Scientists are about to embark on the largest seafloor geodetic and seismological instrument deployment ever carried-out to study offshore slow slip events.
This milestone study will make Tairāwhiti’s shores one of the most studied areas of slow-slip activity in the world.
Slow-slip events are slow motion earthquakes that occur when two tectonic plates start lurching slowly past one another. These events take place over days, months, or even years, rather than in seconds like a normal earthquake.
Slow-slip has been detected regularly on the Hikurangi Subduction Zone, our largest and most active fault, where the Pacific Plate dives down westward beneath the Australian Plate, just off the East Coast of Te Ika-a-Māui/the North Island.
This slow release of energy means slow-slip events are undetectable by humans and even typical seismometers, as they don’t produce any noticeable shaking. Instead, scientists must use GPS and seafloor pressure sensors to detect the tiny (millimetre to centimetre) movements.
To better understand the slow slip activity happening on the Hikurangi Subduction Zone scientists from Aotearoa New Zealand and around the world will be deploying 50 instruments offshore from Tairāwhiti. These instruments will be in place recording earthquakes and slow slip events for two years.
“This is a huge deployment of a range of different instruments” said Dr Laura Wallace, from GNS Science. “Over 40 of the instruments have seafloor pressure sensors which can detect vertical movement of the seafloor down to the centimetre.”
This international study brings together geophysicists with oceanographers to greatly improve the understanding of vertical movement of the ocean floor during slow slip events and is one of the first studies of its kind to do so.
Researchers have come from Columbia University and University of Rhode Island in the USA, and the University of Tokyo, Kyoto University, and Tōhoku University in Japan, to join GNS Science researchers on the NIWA research vessel Tangaroa.
Ocean currents and large coastal eddies in the deep ocean create “noise” in the seafloor pressure data, which makes it more challenging to detect the smallest movements of the seafloor.
“By deploying oceanographic sensors, we can accurately characterize the ocean eddies and then remove that “noise” from the seafloor pressure data to reveal where the slow slip events are occurring in unprecedented detail,” said Professor Randy Watts of the University of Rhode Island, the lead physical oceanographer on the team.
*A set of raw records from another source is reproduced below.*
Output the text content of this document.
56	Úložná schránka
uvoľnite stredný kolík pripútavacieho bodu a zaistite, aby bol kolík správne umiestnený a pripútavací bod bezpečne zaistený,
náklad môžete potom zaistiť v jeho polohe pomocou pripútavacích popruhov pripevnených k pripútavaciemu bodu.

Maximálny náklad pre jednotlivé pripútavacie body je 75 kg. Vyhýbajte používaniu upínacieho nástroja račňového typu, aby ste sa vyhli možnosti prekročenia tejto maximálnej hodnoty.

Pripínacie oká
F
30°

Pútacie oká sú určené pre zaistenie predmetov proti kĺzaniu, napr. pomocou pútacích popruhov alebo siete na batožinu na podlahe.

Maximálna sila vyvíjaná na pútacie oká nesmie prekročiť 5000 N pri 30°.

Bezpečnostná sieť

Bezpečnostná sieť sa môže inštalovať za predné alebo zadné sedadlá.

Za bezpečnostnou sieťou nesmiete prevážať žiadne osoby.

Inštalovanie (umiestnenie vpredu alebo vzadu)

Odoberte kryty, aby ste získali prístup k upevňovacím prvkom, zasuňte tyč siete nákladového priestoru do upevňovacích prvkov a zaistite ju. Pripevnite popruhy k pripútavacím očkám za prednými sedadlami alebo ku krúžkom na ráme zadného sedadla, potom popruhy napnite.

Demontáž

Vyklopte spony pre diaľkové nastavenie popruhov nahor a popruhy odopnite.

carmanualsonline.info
Before this study, scientists were able to detect seafloor movement of a few centimetres or more. With this new combination of techniques, the team hopes to detect seafloor movement as small as half a centimetre.
“Having so many diverse types of sensors in place for the two year period will give us our highest-resolution view yet of what’s happening on the offshore subduction zone and how slow motion earthquakes relate to earthquakes and tsunami.” Said Dr Wallace.
The Hikurangi Subduction Zone is Aotearoa’s largest source of seismic hazard, with the potential to generate earthquakes as large as a magnitude 9, which would result in a tsunami impacting the whole of the east and south coast of Te Ika-a-Māui/North Island and parts of Te Waipounamu/South Island.
Ongoing research into the Hikurangi subduction zone is essential to understanding this hazard and the risk it poses to communities.